這個“他”,自然是指蕭恪之。至少,她依舊是太後,齊家也依舊是世家大族,日後男兒入仕、女兒出嫁,都不會受任何阻礙。
姑侄兩個相顧無言,殿中靜悄悄的,唯有香爐裏的煙霧靜靜缭繞。
不一會兒,殿外有侍女進來,站在屏風邊溫聲道:“殿下,六娘子,方才翰林院傳來消息,陛下親自下的旨意已經頒下去了,說——要立楚氏為後。”
齊太後一愣,原本有些愁苦的心情也被打攪了,下意識問:“楚氏?哪個楚氏?”
齊沉香擰着眉,遲疑道:“難道——是歸真觀裏那個?”
侍女頓了頓,點頭道:“正是從東宮裏出來,住在歸真觀的那一個。同說,昨日夜裏,聖人從太子的婚儀上回來後,便直接去了歸真觀,将楚娘子接了出來,帶回甘露殿去了……”
話音落下,姑侄兩個面面相觑,皆面色複雜,一時不知該作何感想。
齊太後蹙眉道:“他、他如此行事,當真是荒唐至極。”可轉念一想,又莫名地噗嗤笑了聲,“可不知怎的,我竟也未覺太過詫異,這個六郎,做的駭人聽聞的事也不少了……”

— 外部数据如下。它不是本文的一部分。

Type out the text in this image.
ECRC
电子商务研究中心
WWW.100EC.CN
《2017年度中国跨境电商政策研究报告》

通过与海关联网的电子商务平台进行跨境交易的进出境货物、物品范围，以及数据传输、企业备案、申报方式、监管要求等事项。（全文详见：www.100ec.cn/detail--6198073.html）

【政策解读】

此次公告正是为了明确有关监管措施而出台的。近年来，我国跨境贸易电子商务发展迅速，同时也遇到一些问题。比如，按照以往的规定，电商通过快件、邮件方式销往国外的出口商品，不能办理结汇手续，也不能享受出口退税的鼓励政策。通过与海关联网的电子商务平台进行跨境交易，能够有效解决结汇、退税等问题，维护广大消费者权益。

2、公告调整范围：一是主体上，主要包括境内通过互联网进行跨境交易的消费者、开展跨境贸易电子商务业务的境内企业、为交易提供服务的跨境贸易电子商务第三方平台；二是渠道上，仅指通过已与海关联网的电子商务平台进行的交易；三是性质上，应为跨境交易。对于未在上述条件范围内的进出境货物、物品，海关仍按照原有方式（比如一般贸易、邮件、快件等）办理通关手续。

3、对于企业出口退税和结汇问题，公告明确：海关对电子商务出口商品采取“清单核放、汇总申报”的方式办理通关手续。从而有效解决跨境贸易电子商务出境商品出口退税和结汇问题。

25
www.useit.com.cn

齊沉香亦澀然道:“是啊,是楚娘子,總比先前的有夫之婦、歌姬舞女好些……”
“恐怕這樣一來,太子要氣壞了,偏這口氣,他還無處發洩。”齊太後不喜太子多年,想到他可能受的氣,心裏莫名有些舒坦,“同六郎比,他到底還是差些火候。如此看來,人的際遇,都是由天定的……”
六郎,大約生來就有成王者的命吧。
她只能這樣安慰自己。
齊沉香低着頭沒再說話。
她心裏除了詫異,還有幾分複雜的悵然與不滿。即便她不想嫁給蕭恪之,可聽說他不接受自己,反而挑了個家道中落,甚至已經嫁過人的楚氏,她到底有些不是滋味。
畢竟,她扪心自問,并不覺得自己有任何一點比不上楚寧的地方。
可轉而想到同是曾嫁過人,且作風大膽不羁的趙玉娥也未得到皇帝的青睐,她的心裏又稍微好受了些。
大約這便是人的因緣際遇吧,并非一定與身份地位有關。
至少,比起趙玉娥那樣自私自利、目中無人,又一心踩着別人往上爬的人,她對楚氏的印象至少稍好那麽一點。
如今,這事到底也與她們無關了,姑侄兩個默契地沒再多說。齊沉香只略用了幾口茶和點心,便告退離開了。